KIND-HEARTED people are urgently needed to step forward and provide a loving home for needy children in Portsmouth.
Portsmouth City Council has launched a desperate appeal for more residents to become foster carer or adoptive parents.
It comes as the demand to provide caring homes for youngsters in the city – some of whom have survived traumatic experiences – is predicted to rise.
Foster carers claim the situation is threatening to ruin the futures of scores of children in the city.
Dianne Gash has been a foster carer in Portsmouth for a total of 25 years, providing long-term and short-term homes for about 10 children.
The grandmother-of-nine now fears that if more carers don’t come forward, needy youngsters could fall through the cracks.
The 65-year-old said: ‘I am worried that we don’t have enough carers because people don’t understand what foster caring is about.
‘It’s a commitment and something people have to think seriously about but it’s really rewarding. This is about watching these amazing children grow into to amazing adults and hopefully have children of their own.
‘These young people deserve to have a future and a supportive home.’
Portsmouth has 389 children on its books but this is expected to rise to more than 400.
To combat this, the council wants to recruit 50 new foster carers. It also aims to add a further 20 lodging plus carers to its roster, providing a room and out-of-hours support for young people aged 16-24.
Councillor Ryan Brent, the council’s cabinet member for children and families, urged people to sign up.
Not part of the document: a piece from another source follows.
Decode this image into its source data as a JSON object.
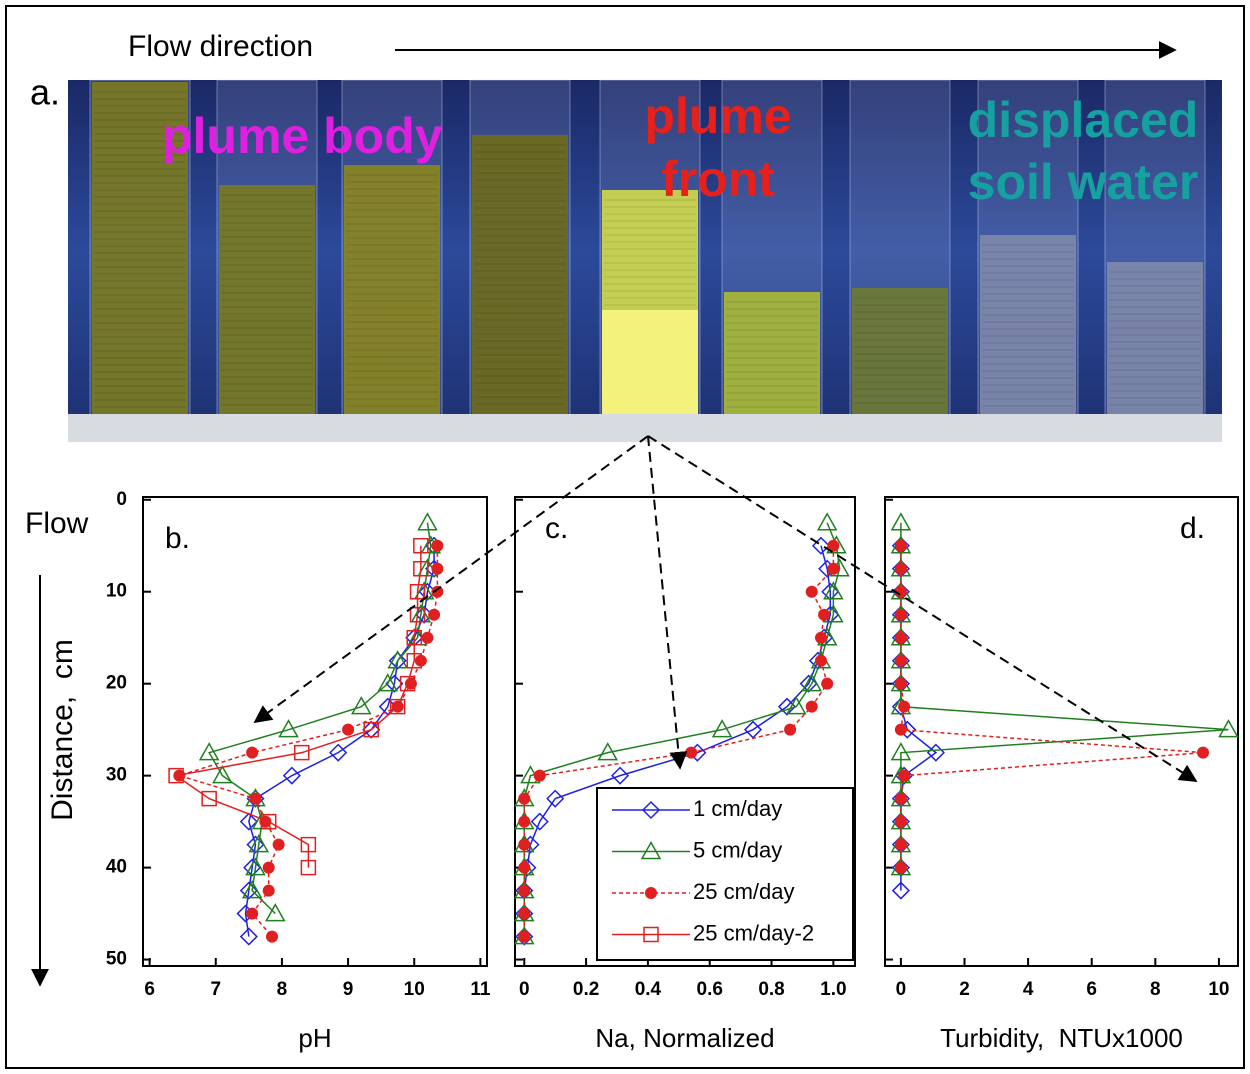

He said: ‘The new year can be a time for new beginnings and personal reflection, and we need to recruit more foster carers and adoptive families to provide stability and care for some of the city’s most vulnerable children and young people, who need a range of periods of care from short to longer term placements, or a permanent, stable family environment where they can grow, develop and achieve their goals.’
Fostering opportunities range from a stay at home full-time carer for a young child, to providing respite care or fostering a young person while continuing to work full or part-time.
Training is offered with carers receiving around £165-£550 per child in their care.
A drop-in event is being held at Holiday Inn Express in Farlington on Saturday, from 10am to 1pm for more details.